Strengths and limitations

This systematic review has several strengths. First, after a lengthy literature search, it is determined that this is the only review that has been done that tackles specifically the issue of difficulty of hand-held surgical instruments in relation to the combination of gender, sex, and hand size. Second, this study’s methodology was thorough. Moreover, the inclusion of detailed glove size analysis and instrument analysis in this study, along with a critical appraisal of the existing literature, helps to highlight the unique contributions of this study compared to previous systematic reviews [41, 42]. By carefully examining and evaluating the limitations or gaps in the existing literature, we were able to identify areas where this study can make a significant contribution to the field.

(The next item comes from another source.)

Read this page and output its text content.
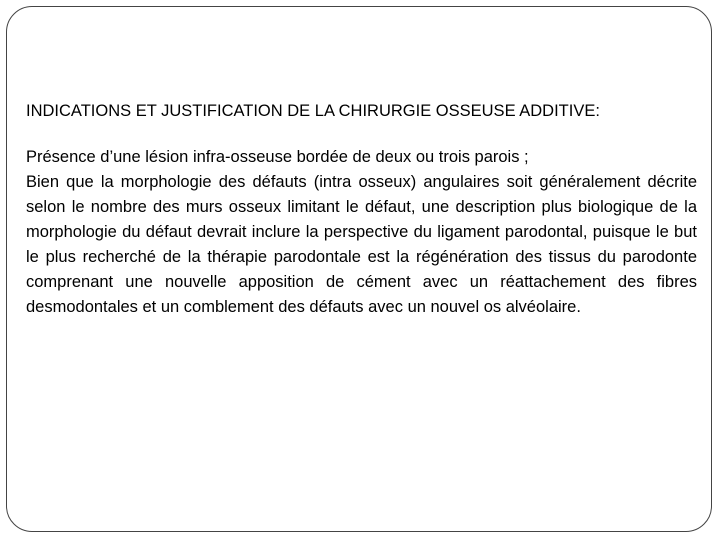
INDICATIONS ET JUSTIFICATION DE LA CHIRURGIE OSSEUSE ADDITIVE:

Présence d’une lésion infra-osseuse bordée de deux ou trois parois ;

Bien que la morphologie des défauts (intra osseux) angulaires soit généralement décrite selon le nombre des murs osseux limitant le défaut, une description plus biologique de la morphologie du défaut devrait inclure la perspective du ligament parodontal, puisque le but le plus recherché de la thérapie parodontale est la régénération des tissus du parodonte comprenant une nouvelle apposition de cément avec un réattachement des fibres desmodontales et un comblement des défauts avec un nouvel os alvéolaire.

On the other side, there are certain limitations to this systematic review. There was significant heterogeneity among the studies in terms of definitions of MSKIs and thus precluded a meta-analysis. Additionally, terms used such as discomfort, pain, and difficulty of use are subjective. Furthermore, there is significant bias in how populations were selected for surveys and many of the studies did not publish methodology that was clear enough for reproducibility. Further research examining the impact of MSKI needs to move beyond subjective assessment and provide objective measurements that can then be compared across studies. Furthermore, it must be mentioned that 18 of the included studies that discussed hand-size dealt with glove size and not anthropometric hand measurement sizes. These glove sizes are determined by surgeons themselves, which may lead to some surgeons wearing bigger or smaller glove sizes.

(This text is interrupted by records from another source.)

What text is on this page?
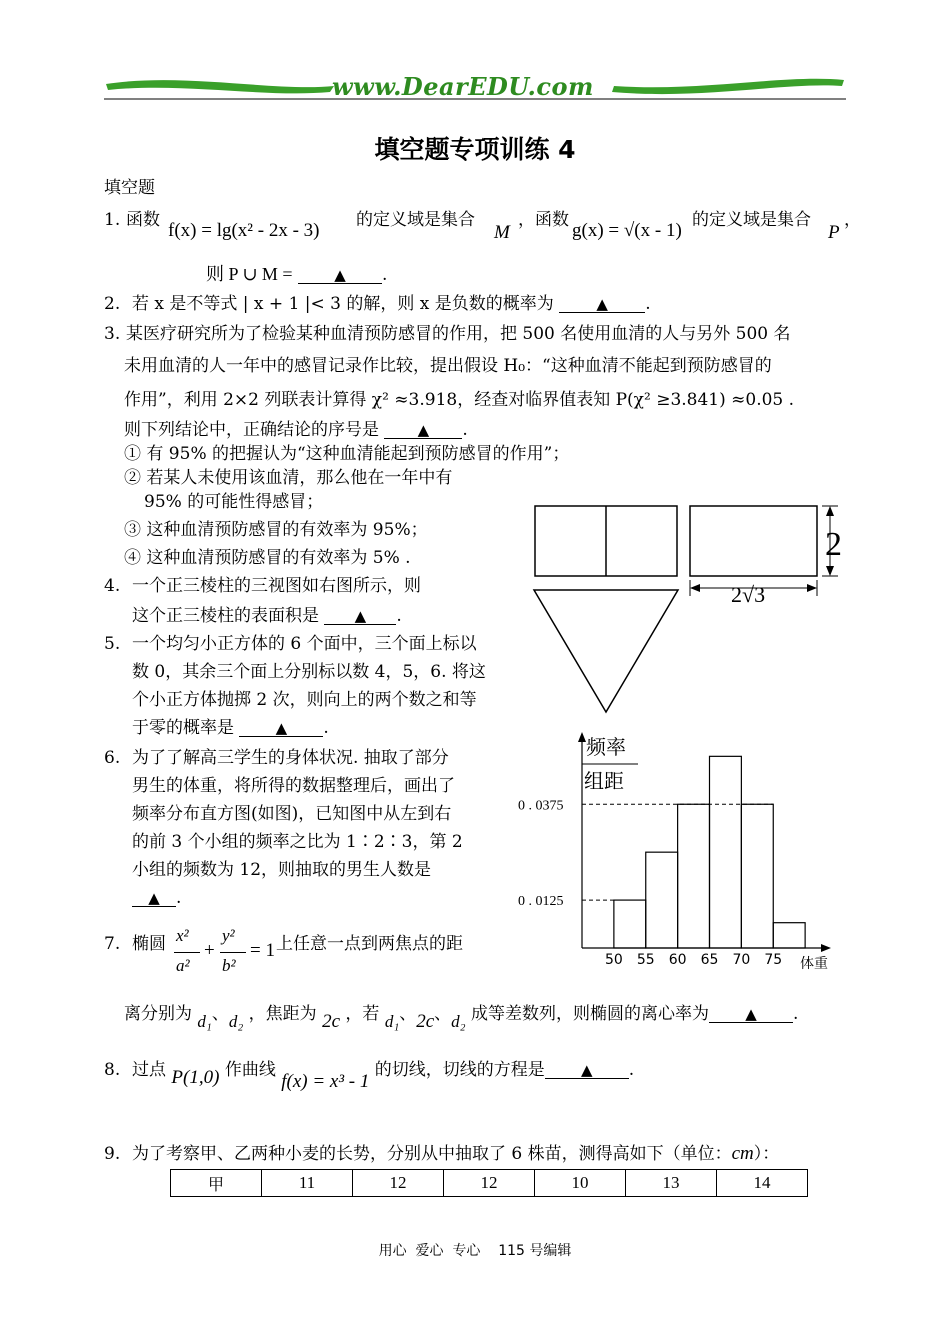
www.DearEDU.com
填空题专项训练 4
填空题
1. 函数 f(x) = lg(x² - 2x - 3) 的定义域是集合
M
，函数 g(x) = √(x - 1) 的定义域是集合
P
，
则 P ∪ M =	▲ .
2. 若 x 是不等式 | x + 1 |< 3 的解，则 x 是负数的概率为	▲ .
3. 某医疗研究所为了检验某种血清预防感冒的作用，把 500 名使用血清的人与另外 500 名
未用血清的人一年中的感冒记录作比较，提出假设 H₀：“这种血清不能起到预防感冒的
作用”，利用 2×2 列联表计算得 χ² ≈3.918，经查对临界值表知 P(χ² ≥3.841) ≈0.05 .
则下列结论中，正确结论的序号是	▲ .
① 有 95% 的把握认为“这种血清能起到预防感冒的作用”；
② 若某人未使用该血清，那么他在一年中有
95% 的可能性得感冒；
③ 这种血清预防感冒的有效率为 95%；
④ 这种血清预防感冒的有效率为 5% .
4. 一个正三棱柱的三视图如右图所示，则
这个正三棱柱的表面积是 ▲ .
5. 一个均匀小正方体的 6 个面中，三个面上标以
数 0，其余三个面上分别标以数 4，5，6. 将这
个小正方体抛掷 2 次，则向上的两个数之和等
于零的概率是	▲ .
6. 为了了解高三学生的身体状况. 抽取了部分
男生的体重，将所得的数据整理后，画出了
频率分布直方图(如图)，已知图中从左到右
的前 3 个小组的频率之比为 1∶2∶3，第 2
小组的频数为 12，则抽取的男生人数是
▲ .
7. 椭圆 x²
a²
+
y²
b²
= 1 上任意一点到两焦点的距
离分别为 d₁、d₂ ，焦距为 2c ，若 d₁、2c、d₂ 成等差数列，则椭圆的离心率为 ▲ .
8. 过点 P(1,0) 作曲线 f(x) = x³ - 1 的切线，切线的方程是 ▲ .
9. 为了考察甲、乙两种小麦的长势，分别从中抽取了 6 株苗，测得高如下（单位：cm）：
甲	11	12	12	10	13	14
2
2√3
频率
组距
体重
0 . 0125
0 . 0375
50 55 60 65 70 75
用心  爱心  专心    115 号编辑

While recognizing the limitations of this systematic review, one can observe that the papers included in this review span a period of 19 years. It is important to understand that, despite the advancements in technology and medicine over this period, many of the medical instruments included are still the ones that are used today. Even though some of the included studies were carried out on older dates, they can nevertheless provide insightful information. Additionally, the fact that fairly recent publications still report problems using the same tools as old published journal articles suggests a persistent issue that has not dissipated over the 19-year span. Notably, comparing the oldest paper [23] in the review with one of the newest [36] reveals a noteworthy observation: both studies highlight issues with the same laparoscopic tools, indicating that despite potential advancements, certain challenges persist in the use of these instruments.

Conclusion

As this systematic review points out, many female and small hand surgeons are having major issues when dealing with medical instruments. Thus, there is a need to develop new ergonomic designs for some of the surgical hand-held instruments that surgeons use most often. The number of female surgeons has risen substantially in the last decade, so there is an imperative need to address the major challenges that they face when operating. Having a productive environment through a complete health and safety evaluation of the design and potential redesign of medical instruments will not only reflect positively on the surgeon’s health and ability but also could create scenarios for better patient health outcomes as well.